2008]. In medical settings, unintentional administration of very high single doses of ketamine has been inadvertently reported in children without side effects, which were up to 100 times higher than recommended [Green et al. 1999]. However, dissociative drug poisoning could potentially lead to risky and careless behaviours, and the highest risk of mortality was accidental death while intoxicated (Jansen, 2000; Stewart, 2001], i.e. motor vehicle accidents [Cheng et al., 2005]. It`s no secret that most people like to seek thrills. More than 34% of adults in the UK have used illegal drugs at some point in their lives. The Psychoactive Substances Act does not replace this Act. As a result, this means that everything that was previously illegal is still illegal, and drugs that are considered “legal highs” are now also illegal. Ketamine was first used in medical practice as an alternative anesthetic for PCP. Although both have a safe cardiovascular and respiratory profile, ketamine has been shown to have a shorter half-life with fewer psychotomimetic effects, making it a preferred option [Domino et al.
1965]. Regardless, its strong dissociative effect on postoperative patients was a cause for concern and it was soon removed from traditional human anesthesia, although it retains niche roles as a pediatric anesthetic and in veterinary practice (where it earned the pejorative nickname “horse sedative”). Ketamine and PCP are arylcyclohexylamines with an aryl group attached to a cyclohexane ring and basic amine function. The first amine of this class, 1-(1-phenylcyclohexyl)amine (PCA), was reported in 1907 [Kursanov, 1907], although specimens of the PCP and ketamine classes were first marketed by Parke Davis 50 and 60 years later, respectively. PCP became a Class A drug in the United Kingdom and a Schedule II drug in the United States in the late 1970s; Ketamine, which was thought to have a lower potential for abuse, was widely used until the late 1990s, when it was classified as a Schedule III drug in the United States.

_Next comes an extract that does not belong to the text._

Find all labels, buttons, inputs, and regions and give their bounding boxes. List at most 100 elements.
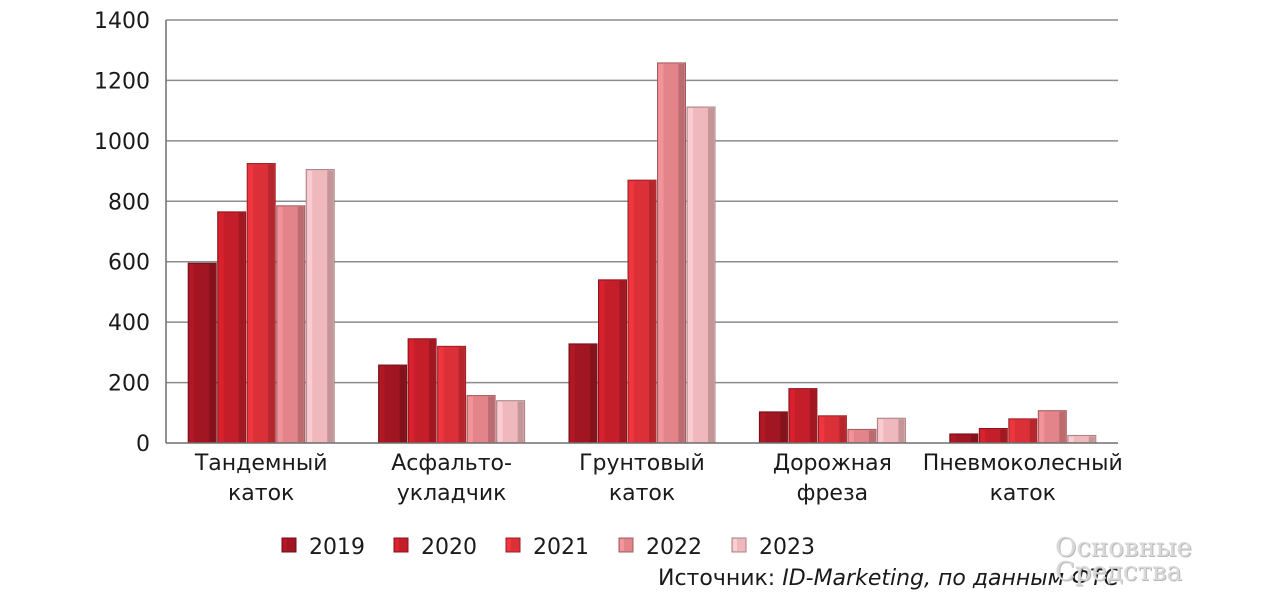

In the UK, ketamine was first classified as Class C in 2005, although it was recently replaced by a Class B controlled drug in June 2014. Other historical analogues of first-generation arylcyclohexylamine include 1-[1-(thiophen-2-yl)cyclohexyl]piperidine (TCP, tenocyclidine), 1-(1-phenylcyclohexyl)pyrrolidine (PCPy, rolicyclidine), N-ethyl-1-phenylcyclohexylamine (PCE, eticyclidine). These were first synthesized by Parke Davis [Levy et al. 1960; Kalir et al., 1969] and were subsequently controlled by the Misuse of Drugs Act in the United Kingdom in 1984, shortly after PCP, as Class A drugs and were never widely available.
The main effects of almost all psychoactive drugs, including the so-called legal highs, can be described using the following four main categories.